II – A Mentira, criação do novíssimo grupo Os Possessos, encenada por João Pedro Mamede  a partir de textos de Agota Kristof, olha para um elenco e constrói, a partir da sua diversidade (e até das suas fragilidades) uma hipótese de cidade. É talvez o gesto mais surpreendente de uma encenação que tira partido do colectivo, das fissuras criadas a partir das desilusões provocadas pelo outro, e da ilusão que o desejo ou o sentimento de pertença (a um espaço, a alguém, a um tempo) podem criar. Sendo um colectivo que contribui, perversamente, para a ideia de alienação e paranóia (aqui aproveitadas para inventariar as várias faces da ficção), é um espectáculo liderado por um actor em estado de graça (João Vicente), que se apaga quando o texto lhe pede sem nunca deixar de vincar o modo como o corpo de um actor pode ser a metáfora mais próxima que existe de um princípio de identidade. E, sabendo driblar as várias ambiguidades dramatúrgicas, é um espectáculo que aproveita as evidentes cumplicidades dentro do elenco para nos mergulhar no desespero e na solidão individuais.
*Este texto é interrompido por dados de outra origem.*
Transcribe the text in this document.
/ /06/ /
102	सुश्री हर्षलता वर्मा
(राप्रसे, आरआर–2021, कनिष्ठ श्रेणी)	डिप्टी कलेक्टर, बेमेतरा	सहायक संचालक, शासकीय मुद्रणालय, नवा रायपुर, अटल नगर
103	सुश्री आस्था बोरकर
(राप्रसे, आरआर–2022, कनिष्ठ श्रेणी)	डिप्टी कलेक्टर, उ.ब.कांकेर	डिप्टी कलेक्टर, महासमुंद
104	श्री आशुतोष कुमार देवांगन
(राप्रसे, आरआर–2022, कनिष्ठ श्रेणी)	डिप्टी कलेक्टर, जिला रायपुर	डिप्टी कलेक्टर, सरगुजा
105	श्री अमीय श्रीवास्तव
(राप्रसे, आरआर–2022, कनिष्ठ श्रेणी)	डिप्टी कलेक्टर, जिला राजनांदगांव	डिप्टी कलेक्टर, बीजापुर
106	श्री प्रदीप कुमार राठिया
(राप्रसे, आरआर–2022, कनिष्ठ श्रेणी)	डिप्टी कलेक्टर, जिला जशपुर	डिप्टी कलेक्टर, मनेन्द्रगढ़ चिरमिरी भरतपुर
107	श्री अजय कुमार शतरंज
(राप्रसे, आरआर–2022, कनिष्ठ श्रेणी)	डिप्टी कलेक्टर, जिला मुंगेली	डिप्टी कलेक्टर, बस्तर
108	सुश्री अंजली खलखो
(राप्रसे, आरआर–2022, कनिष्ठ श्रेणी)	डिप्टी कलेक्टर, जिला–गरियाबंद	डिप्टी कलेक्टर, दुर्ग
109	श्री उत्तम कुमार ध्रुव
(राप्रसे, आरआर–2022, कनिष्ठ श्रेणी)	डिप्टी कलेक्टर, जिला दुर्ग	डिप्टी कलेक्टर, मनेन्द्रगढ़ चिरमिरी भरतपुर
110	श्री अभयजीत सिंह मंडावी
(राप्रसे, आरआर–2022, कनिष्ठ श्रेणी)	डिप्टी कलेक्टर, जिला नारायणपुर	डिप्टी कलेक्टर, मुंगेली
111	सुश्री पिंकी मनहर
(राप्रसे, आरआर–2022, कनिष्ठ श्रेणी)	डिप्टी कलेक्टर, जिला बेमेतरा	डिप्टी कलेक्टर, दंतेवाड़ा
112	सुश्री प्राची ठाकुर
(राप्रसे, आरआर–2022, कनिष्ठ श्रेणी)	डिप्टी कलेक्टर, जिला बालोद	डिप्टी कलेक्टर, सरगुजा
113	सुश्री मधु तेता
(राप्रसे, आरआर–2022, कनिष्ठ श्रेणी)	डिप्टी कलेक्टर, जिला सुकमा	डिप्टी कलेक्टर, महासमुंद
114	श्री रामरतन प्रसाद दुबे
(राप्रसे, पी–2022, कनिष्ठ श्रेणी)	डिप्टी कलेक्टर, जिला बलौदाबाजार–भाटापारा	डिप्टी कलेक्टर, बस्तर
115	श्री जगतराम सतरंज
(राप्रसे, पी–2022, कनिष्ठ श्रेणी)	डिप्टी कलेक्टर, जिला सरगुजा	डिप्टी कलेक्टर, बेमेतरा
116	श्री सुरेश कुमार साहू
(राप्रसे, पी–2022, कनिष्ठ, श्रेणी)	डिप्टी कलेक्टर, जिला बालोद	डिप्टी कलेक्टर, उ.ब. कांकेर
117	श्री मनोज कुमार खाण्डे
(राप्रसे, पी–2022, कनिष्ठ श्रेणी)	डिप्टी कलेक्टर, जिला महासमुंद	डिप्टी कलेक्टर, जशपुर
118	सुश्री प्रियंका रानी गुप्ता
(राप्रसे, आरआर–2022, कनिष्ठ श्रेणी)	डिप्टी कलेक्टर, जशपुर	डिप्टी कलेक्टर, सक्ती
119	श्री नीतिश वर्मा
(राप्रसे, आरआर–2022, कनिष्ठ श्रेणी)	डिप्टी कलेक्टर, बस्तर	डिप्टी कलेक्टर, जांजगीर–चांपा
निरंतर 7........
É também um modo de olhar para um colectivo e perguntar que poder pode ele ter face à necessidade de espelhar uma sociedade. Pode uma massa ser o reflexo de outra massa? Pode um indivíduo ser a hipótese solitária para esse colectivo? A encenação gere melhor do que a dramaturgia algumas das dúvidas que os textos de Agota Kristof levanta, nomeadamente por considerar que o palco onde a acção se passa é, a um primeiro nível, aquele que vemos – composto de uma amalgama de cadeiras e caixotes estranhamente concentrados -; aquele que pressentimos, e onde os diferentes planos de acção concorrem para alterar as diferentes estratégias de cada uma das personagens; e aquele ao qual não acedemos, precisamente o mais interessante, as cabeças de Claus e Lucas, os gémeos interpretados por João Vicente.

O que a encenação faz é, precisamente, brincar com a ambiguidade de planos e sujeitar os actores às estratégias das suas personagens, potenciando assim o que nos permanece invisível.  Há um escritor (Nuno Gonçalo Rodrigues), a quem não chamam senão pela profissão (mas que se chama Victor), que nos ilude, mais do que conduz, nesta paródia temporal. Da história que vai escrevendo nunca saberemos se é aquela que nos está a ser contada pelas personagens ou pelos actores que as vivem. Desconfiamos apenas das suas boas intenções, como desconfiamos da lógica que o espectáculo pretende apresentar. O que é relevante é, precisamente, o equilíbrio entre a falsidade e resistência, como se uma e outra fossem interdependentes.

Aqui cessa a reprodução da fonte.